Fâiz, “fâiz hakkında nas vardır” diyenler tarafından alabildiğince yaygınlaştırılıyor, ucuz konut sahibi yapmak adına insanlar faizli kredilere yönlendirilerek toplumun çoğu fâiz batağına çekiliyor. Öyle oldu ki, fâiz müslüman olduğunu iddiâ edenler arasında bile gâyet olağan hâle geldi. İslâm’a göre câiz olan 15, 16 yaşındakilerin evlenmeleri güya müslüman olduğunu iddiâ edenler tarafından suç sayılıyor, Allah’ın helal dediği bir şey haram addediliyor, böyle evlilik yapan erkek, erkeğin anne babası ve küçük yaşta kızını evlendirdiği iddiâ edilen anne ve babalar hapislere atılıyor, aileler parça parça ediliyor, çocuklar yetiştirme yurtlarına veriliyor. 15, 16 yaşındakilerin evlilikleri yasaklanırken 13, 14, 15,16 yaşındaki kız ve erkeklerin flört etmeleri gâyet olağan ve çağdaşlık olarak görülüyor.
Sokak köpeklerinin bile hakkı savunulurken (ki savunulsun, onlara eziyet etmek de zulümdür), karısı tarafından aldatılan erkeklerin veya kocası tarafından aldatılan kadınların hiç bir hakkı yok. Kendisini aldatan karısını boşayan erkekler de ömür boyu nafaka ödemeye mahkum edilerek zulüm üstüne zulüm işleniyor. Evine geldiğinde karısını yabancı bir erkekle yatakta yakalayan bir koca o öfke ile karısına ve zinâkâr erkeğe bir kaç tokat veya yumruk vurdu diye suçlu sayılıyor, senin bunlara vurma hakkın yoktur, denilerek tutuklanıp hapse atılıyor ama kocasını aldatan o kadın ile zinâkâr olan o erkeğe bir şey yapılmıyor.
Ve bütün bunlar İslâm’ı yavaş yavaş getirecekler denilenlerin hüküm sürdükleri bir devirde oluyor.

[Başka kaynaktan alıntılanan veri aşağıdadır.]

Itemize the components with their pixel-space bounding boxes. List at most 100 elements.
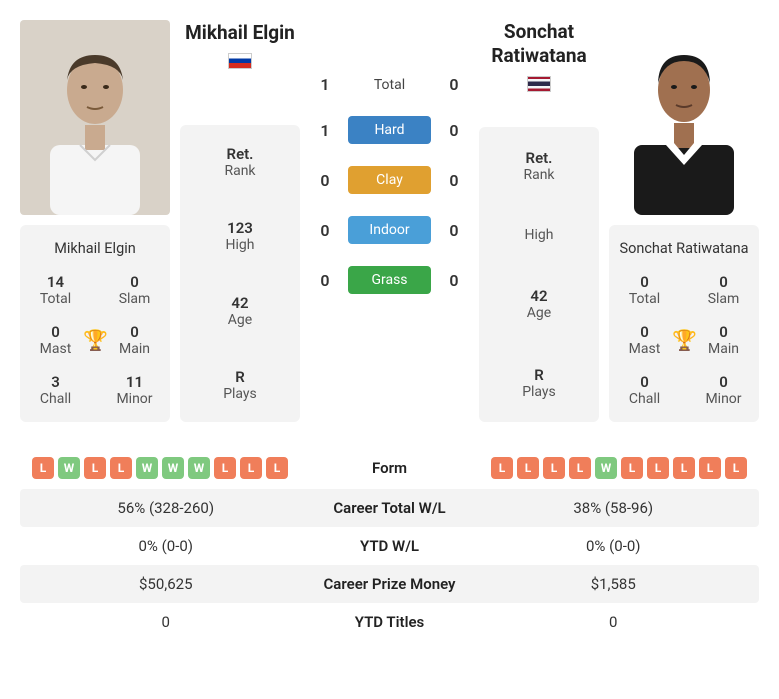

İslâm’ı anlatmaya çalışan hocalar hakkında hemen soruşturmalar açılırken peygamberin sünnetlerini reddeden, onlarla alay eden hattâ Kur’an’a bile “bu Allah’ın kelâmı olamaz” diyen ilâhiyatçılar alabildiğince serbestler. Devletin üniversitelerinde gençleri zehirlemeye devam ediyorlar. Ama onlar hakkında hiç bir soruşturma açılmadığı gibi görevden de alınmıyorlar. Öyle görünüyor ki, “14 asır önceki İslâm’ı bugün uygulayamazsınız, İslâm güncellenmelidir” diyenler böyle ilâhiyatçıların önünü açarak İslâm’ı bunlarla güncellemeye çalışıyorlar.
Ey saftirik müslümanlar(!). Ne dersiniz, İslâm yavaş yavaş getiriliyor mu yoksa yavaş yavaş götürülüyor mu?
Kafalarınızı ellerinizin arasına alarak biraz tefekkür edip kendinize gelerek İslâm’a teslim mi olacaksınız YOKSA KÜFÜR SİSTEMİNİ VE TÂĞUTLARI DESTEKLEMEYE DEVAM MI EDECEKSİNİZ?
Ben bu soruları sorunca çoklarının şu soruyu soracaklarını da adım gibi biliyorum:
“Ya ne yapalım?”
Müslüman kalın yâhu, müslüman kalın ve ancak müslümanlar olarak ölerek Rabbinizin huzuruna varın.
Tıpkı Allah’ın şu âyetinde bildirdiği gibi:
يَٓا اَيُّهَا الَّذٖينَ اٰمَنُوا اتَّقُوا اللّٰهَ حَقَّ تُقَاتِهٖ وَلَا تَمُوتُنَّ اِلَّا وَاَنْتُمْ مُسْلِمُونَ
“Ey iman edenler! Allah’tan gereği gibi sakının ve ancak Müslümanlar olarak ölün.”